Il riscaldamento globale minaccia l’agricoltura anche in Europa, un continente non immune dal problema della sicurezza alimentare. Le principali colture, come grano e mais, non solo rendono meno in termini quantitativi, ma rischiano anche in termini qualitativi. Specialmente nel sud, dove il clima diventa più caldo e secco, è l’ora di adattarsi. L’Europa è il più grande produttore mondiale di grano, il secondo cereale più coltivato al mondo dopo il riso, un cereale che patisce particolarmente i colpi di calore. Il caldo torrido, infatti, può accelerare la sua maturazione, determinando una riduzione nei raccolti.
Uno studio appena pubblicato su Nature dimostra come gli eventi climatici estremi e avversi – che il cambiamento climatico sta esacerbando in portata e frequenza – siano una minaccia grave alla produzione di grano. Usando gli ultimi modelli climatici combinati alle più recenti stime sulle emissioni di gas a effetto serra, i ricercatori hanno mostrato come gli eventi climatici avversi aumenteranno in maniera sostanziale entro il 2060, e come – data l’oramai appurata correlazione negativa tra caldo estremo e raccolti - ciò si tradurrà probabilmente in un più frequente fallimento dei raccolti di grano nel Vecchio Continente.

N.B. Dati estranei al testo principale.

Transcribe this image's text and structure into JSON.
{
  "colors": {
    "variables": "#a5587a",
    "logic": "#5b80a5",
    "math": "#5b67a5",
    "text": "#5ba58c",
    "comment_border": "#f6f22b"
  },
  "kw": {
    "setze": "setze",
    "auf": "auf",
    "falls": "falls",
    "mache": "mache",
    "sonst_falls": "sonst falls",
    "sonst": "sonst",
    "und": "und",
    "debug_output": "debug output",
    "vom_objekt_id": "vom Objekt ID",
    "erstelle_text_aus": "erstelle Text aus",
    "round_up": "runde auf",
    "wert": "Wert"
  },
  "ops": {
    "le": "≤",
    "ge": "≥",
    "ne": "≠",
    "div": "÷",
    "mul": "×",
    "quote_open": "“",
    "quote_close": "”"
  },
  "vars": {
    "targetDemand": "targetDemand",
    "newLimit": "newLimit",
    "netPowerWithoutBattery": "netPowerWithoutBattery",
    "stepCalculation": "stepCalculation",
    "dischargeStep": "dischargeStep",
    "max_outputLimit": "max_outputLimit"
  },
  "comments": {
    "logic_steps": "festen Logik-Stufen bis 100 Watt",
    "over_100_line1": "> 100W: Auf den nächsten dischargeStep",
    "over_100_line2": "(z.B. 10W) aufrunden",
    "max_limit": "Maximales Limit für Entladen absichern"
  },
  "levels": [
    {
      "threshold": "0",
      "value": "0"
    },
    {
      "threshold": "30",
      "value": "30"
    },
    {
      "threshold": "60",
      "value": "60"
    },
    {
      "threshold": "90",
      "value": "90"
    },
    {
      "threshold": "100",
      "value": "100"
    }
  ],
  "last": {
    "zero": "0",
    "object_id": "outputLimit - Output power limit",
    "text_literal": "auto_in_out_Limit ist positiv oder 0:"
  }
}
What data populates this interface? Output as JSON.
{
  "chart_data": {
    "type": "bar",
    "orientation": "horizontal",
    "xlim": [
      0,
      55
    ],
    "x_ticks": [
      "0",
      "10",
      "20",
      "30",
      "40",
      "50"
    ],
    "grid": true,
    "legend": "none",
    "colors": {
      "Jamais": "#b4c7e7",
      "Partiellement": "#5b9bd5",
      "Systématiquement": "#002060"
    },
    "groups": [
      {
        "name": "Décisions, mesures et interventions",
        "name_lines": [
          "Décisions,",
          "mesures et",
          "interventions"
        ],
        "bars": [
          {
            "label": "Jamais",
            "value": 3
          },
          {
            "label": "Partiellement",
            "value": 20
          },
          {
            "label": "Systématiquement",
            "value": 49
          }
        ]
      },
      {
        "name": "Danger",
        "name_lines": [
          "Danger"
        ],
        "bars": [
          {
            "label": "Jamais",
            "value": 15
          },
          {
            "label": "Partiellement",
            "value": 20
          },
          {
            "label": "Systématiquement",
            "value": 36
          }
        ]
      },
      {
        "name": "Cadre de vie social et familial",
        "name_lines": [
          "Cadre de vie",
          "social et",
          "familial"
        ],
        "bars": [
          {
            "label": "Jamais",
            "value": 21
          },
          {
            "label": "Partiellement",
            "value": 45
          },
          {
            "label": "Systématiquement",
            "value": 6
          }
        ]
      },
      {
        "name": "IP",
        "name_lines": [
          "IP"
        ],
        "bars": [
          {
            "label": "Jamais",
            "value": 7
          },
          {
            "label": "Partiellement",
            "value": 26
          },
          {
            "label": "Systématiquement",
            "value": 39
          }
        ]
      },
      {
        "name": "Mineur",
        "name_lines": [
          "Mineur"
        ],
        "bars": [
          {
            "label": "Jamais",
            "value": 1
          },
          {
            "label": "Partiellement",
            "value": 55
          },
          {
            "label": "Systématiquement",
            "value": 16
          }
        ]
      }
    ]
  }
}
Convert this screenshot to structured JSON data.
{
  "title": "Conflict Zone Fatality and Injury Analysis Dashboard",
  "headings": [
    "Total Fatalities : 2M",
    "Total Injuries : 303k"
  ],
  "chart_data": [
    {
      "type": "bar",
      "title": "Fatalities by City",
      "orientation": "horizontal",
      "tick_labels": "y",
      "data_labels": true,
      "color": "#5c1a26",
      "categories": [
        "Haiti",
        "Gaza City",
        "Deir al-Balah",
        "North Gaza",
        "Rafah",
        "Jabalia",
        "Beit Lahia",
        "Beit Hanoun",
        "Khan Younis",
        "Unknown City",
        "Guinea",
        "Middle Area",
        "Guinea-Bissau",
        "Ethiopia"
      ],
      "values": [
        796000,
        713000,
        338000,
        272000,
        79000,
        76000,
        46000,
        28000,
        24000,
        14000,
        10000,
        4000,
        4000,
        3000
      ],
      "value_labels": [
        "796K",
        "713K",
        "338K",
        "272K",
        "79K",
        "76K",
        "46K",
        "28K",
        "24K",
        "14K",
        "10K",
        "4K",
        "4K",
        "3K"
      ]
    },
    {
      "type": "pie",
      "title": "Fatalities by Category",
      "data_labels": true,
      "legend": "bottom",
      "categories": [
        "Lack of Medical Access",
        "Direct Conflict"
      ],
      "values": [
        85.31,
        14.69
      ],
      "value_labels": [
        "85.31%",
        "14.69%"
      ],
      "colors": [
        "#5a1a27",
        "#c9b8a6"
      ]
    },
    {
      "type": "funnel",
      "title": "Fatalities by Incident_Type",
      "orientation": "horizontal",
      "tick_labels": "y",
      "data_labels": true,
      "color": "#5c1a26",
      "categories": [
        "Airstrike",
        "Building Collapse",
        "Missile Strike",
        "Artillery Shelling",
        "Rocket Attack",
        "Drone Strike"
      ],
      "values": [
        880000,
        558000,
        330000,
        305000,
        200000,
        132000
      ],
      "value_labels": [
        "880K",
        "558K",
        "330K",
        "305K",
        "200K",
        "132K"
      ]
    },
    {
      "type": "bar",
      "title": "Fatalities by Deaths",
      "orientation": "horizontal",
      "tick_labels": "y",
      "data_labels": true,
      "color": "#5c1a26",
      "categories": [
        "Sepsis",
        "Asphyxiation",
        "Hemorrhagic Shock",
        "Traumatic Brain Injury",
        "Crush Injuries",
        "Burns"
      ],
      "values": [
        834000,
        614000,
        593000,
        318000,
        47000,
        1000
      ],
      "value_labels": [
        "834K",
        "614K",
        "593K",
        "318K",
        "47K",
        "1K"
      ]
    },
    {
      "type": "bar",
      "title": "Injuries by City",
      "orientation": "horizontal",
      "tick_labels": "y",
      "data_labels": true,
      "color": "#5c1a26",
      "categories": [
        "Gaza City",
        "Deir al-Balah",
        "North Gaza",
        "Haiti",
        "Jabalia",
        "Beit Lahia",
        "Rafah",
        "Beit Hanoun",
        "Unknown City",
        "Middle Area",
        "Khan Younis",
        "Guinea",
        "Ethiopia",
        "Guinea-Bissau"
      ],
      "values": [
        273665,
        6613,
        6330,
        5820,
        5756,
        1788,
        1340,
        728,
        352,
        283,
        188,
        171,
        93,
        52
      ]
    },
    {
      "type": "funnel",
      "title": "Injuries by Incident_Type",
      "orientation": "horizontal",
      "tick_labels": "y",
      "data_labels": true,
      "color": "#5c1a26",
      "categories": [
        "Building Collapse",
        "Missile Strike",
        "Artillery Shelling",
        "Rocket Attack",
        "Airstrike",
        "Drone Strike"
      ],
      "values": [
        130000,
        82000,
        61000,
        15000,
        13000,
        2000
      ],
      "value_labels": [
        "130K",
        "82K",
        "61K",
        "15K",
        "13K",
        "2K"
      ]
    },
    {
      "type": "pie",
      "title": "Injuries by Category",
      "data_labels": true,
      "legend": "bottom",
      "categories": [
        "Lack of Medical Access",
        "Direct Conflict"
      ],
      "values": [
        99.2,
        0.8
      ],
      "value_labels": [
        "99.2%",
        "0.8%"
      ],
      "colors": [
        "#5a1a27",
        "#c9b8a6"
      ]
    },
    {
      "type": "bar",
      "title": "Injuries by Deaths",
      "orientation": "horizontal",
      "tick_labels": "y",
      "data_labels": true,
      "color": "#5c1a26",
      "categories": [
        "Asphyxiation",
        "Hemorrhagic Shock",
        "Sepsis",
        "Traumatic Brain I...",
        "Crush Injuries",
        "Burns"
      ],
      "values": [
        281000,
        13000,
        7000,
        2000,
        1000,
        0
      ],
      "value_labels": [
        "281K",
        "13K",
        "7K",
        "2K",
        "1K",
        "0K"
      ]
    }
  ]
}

Dal 1980, con il progressivo aumento delle temperature, gli agricoltori che si dedicano alle colture di grano, mais e orzo hanno già visto diminuire i raccolti - anche se, oltre a quello climatico, altri fattori possono aver contribuito a tale declino. Con l’aumento di temperatura previsto per il 2040, dicono ora gli scienziati, i raccolti di grano e orzo si ridurranno di oltre il 20%, mentre quelli di mais di circa il 10%. Entrambe le ricerche mettono in rilievo l’importanza dell’adattamento agli impatti del cambiamento climatico da parte degli agricoltori europei nei decenni a venire. Adattarsi vuol dire studiare una serie di misure - dall’uso di varietà colturali o colture diverse a quello di sistemi d’irrigazione più adatti - basandosi sulle tecnologie attualmente disponibili, per ridurre gli impatti negativi del riscaldamento globale.
La novità dello studio di Stanford sta nel fatto che i ricercatori hanno misurato le potenzialità di adattamento dell’agricoltura europea: se alcune colture hanno possibilità sostanziali di riduzione delle perdite, fino all’87%, con un adattamento a lungo termine, per altre – come grano e orzo - il potenziale è molto limitato. È il mais la coltura con il più alto potenziale d’adattamento.
C’è un aspetto, o meglio un effetto, che finora non era emerso: la maggior concentrazione di anidride carbonica nell’atmosfera peggiorerà la qualità nutritiva del cibo che mangiamo. La collaborazione tra otto istituzioni scientifiche internazionali, Harvard in testa, ha permesso uno studio sull’argomento recentemente pubblicato su Nature. La squadra ha simulato le condizioni future, quelle che gli scienziati prevedono per il 2050, in campi all’aria aperta grazie a un sistema chiamato Face (Free Air Concentration Enrichment). Si sono studiate le reazioni di diverse varietà di grano, riso, mais, soia, piselli e sorgo. A crollare in particolare è l’apporto di zinco e ferro: due nutrienti importantissimi la cui carenza nell’alimentazione costituisce già un problema di salute planetario. Per quanto riguarda grano e riso, l’aumentare di CO2 determina anche il declino del loro contenuto proteico. Reggono meglio mais e sorgo, grazie al tipo di fotosintesi caratteristico di queste piante. Considerando che già oggi almeno 2 miliardi di persone soffrono di carenza da zinco e ferro, la riduzione di questi nutrienti rappresenta la più importante minaccia alla salute associata al cambiamento climatico mai dimostrata finora. Secondo gli autori della ricerca, le implicazioni di emissioni più alte di CO2 sulla malnutrizione a livello mondiale sono enormi.